Here’s a recent use case taken from one of our customers (a financial enterprise) :
- The customer misconfigured routing. A complete geo area in the company's WAN became inaccessible;
- The business data that was supposed to be uploaded to an application repository in another region started to accumulate in the inaccessible area;
- Once the routing was resolved, the data was shipped to the target server, overloading it and triggering recovery;
- Other regions started to accumulate data during the recovery and the process repeated on a greater scale when the server was recovered;
- A key system went down. The resolution required a manual upload of the accumulated data from each region. The system stayed offline for hours until all the data was synchronized.

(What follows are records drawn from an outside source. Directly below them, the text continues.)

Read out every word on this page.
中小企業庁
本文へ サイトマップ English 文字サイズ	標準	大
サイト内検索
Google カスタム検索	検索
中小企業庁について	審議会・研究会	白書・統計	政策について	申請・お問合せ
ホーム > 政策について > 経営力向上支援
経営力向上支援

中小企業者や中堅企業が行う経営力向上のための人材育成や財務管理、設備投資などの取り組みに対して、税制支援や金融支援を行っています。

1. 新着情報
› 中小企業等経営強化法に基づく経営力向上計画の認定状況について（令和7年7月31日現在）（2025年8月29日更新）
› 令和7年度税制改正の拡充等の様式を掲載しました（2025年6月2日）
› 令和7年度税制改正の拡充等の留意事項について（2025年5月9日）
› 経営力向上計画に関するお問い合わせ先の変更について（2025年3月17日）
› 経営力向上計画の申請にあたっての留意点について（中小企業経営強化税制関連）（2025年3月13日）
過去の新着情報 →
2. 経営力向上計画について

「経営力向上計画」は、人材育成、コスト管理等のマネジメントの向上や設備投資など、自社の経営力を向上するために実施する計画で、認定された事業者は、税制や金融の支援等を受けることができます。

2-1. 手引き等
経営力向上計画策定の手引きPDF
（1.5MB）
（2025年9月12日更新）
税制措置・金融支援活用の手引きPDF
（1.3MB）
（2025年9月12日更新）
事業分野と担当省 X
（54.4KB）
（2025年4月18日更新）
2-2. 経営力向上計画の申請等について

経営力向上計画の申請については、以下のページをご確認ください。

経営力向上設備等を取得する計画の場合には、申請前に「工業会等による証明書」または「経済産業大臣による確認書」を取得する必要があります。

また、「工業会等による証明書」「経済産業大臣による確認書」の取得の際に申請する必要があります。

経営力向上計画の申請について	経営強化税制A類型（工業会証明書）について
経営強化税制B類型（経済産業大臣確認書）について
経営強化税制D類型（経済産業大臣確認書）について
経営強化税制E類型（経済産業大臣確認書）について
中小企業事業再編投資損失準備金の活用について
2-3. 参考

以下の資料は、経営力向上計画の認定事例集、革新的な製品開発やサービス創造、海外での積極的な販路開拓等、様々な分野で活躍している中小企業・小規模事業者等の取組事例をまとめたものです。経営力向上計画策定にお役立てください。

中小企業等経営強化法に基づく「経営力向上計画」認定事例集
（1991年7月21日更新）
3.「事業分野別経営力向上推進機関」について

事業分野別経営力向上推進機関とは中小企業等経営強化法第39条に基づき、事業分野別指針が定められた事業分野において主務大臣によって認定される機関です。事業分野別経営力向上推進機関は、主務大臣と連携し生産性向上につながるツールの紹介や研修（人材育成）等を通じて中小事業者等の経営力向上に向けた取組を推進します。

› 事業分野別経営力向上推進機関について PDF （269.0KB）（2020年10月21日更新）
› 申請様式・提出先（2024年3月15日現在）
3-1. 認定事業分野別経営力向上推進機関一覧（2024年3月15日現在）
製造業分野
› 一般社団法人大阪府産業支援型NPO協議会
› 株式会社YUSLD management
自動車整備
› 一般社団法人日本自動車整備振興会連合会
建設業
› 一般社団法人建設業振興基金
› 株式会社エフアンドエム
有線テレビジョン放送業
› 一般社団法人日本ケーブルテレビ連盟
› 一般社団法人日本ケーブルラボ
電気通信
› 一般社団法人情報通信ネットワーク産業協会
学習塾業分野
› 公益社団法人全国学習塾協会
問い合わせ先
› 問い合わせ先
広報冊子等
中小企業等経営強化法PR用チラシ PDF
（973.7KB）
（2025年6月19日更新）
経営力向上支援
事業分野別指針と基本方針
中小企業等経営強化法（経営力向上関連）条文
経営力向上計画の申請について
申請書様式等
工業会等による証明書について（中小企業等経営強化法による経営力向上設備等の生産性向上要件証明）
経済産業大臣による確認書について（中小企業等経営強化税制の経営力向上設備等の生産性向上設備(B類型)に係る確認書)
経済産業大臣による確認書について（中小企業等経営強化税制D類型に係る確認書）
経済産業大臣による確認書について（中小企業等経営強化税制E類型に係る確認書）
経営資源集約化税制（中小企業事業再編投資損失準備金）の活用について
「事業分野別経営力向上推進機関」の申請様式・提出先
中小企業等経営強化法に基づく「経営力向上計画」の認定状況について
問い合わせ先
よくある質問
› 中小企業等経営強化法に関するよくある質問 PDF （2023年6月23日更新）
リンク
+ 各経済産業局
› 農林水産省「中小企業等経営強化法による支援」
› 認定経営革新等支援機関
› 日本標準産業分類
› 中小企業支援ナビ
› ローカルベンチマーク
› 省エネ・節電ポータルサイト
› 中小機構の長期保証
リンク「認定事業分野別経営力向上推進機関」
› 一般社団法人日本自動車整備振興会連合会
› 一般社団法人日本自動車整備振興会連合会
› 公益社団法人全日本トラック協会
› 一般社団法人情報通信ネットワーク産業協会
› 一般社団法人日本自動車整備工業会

7. Granular (actual) changes are hard to find
Here are some real-life examples of harmful granular changes that were detected using Evolven:
- Connection timeout of an application server was changed from 5 minutes to 60 seconds
- Length of a text field in database table was reduced
- Index on a database table was dropped
- Firewall port was closed
- A new Windows service was installed
- Amount of CPU cores allocated for a virtual machine was reduced
These examples perfectly demonstrate the level of granularity that can turn into huge IT incidents. Tracking these granular changes and identifying the exact ones that triggered the incidents is a formidable task.
It took Facebook 14 hours to troubleshoot their poor misconfiguration change. Let’s not forget we are talking about Facebook. If they needed 14 hours, I am not sure how much time it would have taken a “regular” enterprise.
An EMA research determines that “the industry average time to resolve any performance issues is just under six hours, with 20% of IT organizations spending more than 11 hours on each.”
8. When you focus on the symptoms rather than on the real root cause, you are making a big mistake
According to Gartner about 85% of performance incidents can be traced back to changes.
A key problem is the industry’s myopic focus on monitoring only the health of IT and cloud environments (e.g. higher CPU usage, slower transactions, an extremely slow Java query, or in Facebook’s case - a massive outage).
While monitoring these indicators is very important, let’s not forget that they usually represent symptoms of performance incidents and not their true root cause.
And while these indicators can guide IT operations towards the general direction of where the problem originates, they can not independently indicate the actual root cause.
We call it "Symptompia".
What many IT teams are completely missing is the opportunity to gain visibility into the true root cause of performance incidents – which are by definition changes that were made prior to the event and triggered these incidents.
For an effective causal analysis aimed at detecting unauthorized, unknown or inconsistent changes, IT teams must use technologies that track, analyze and score the actual changes being done by people or machines.
The Evolven Connection
A customer recently told me: “it’s 2019, and even with the best monitoring tools in the world we are still facing too many incidents and suffer from long troubleshooting time….It’s time to reframe the problem and take a more advanced approach”.
Evolven Change Analytics offers a unique AIOps solution and is the only technology centered on the actual root cause of performance incidents – changes that were made.
Imagine tracking all actual changes (yes, even granular ones) carried out in your enterprise cloud or other IT environment, analyzing them and tagging them by their type and risk potential. Evolven makes it possible.
Our technology uses patented machine learning analytics for the purpose of correlating the changes it collects with performance monitoring events and with additional parameters that are driven from APM systems.
The result: You get visibility of the actual changes that caused the incident, and can fix it much faster and prevent similar changes to be enrolled again.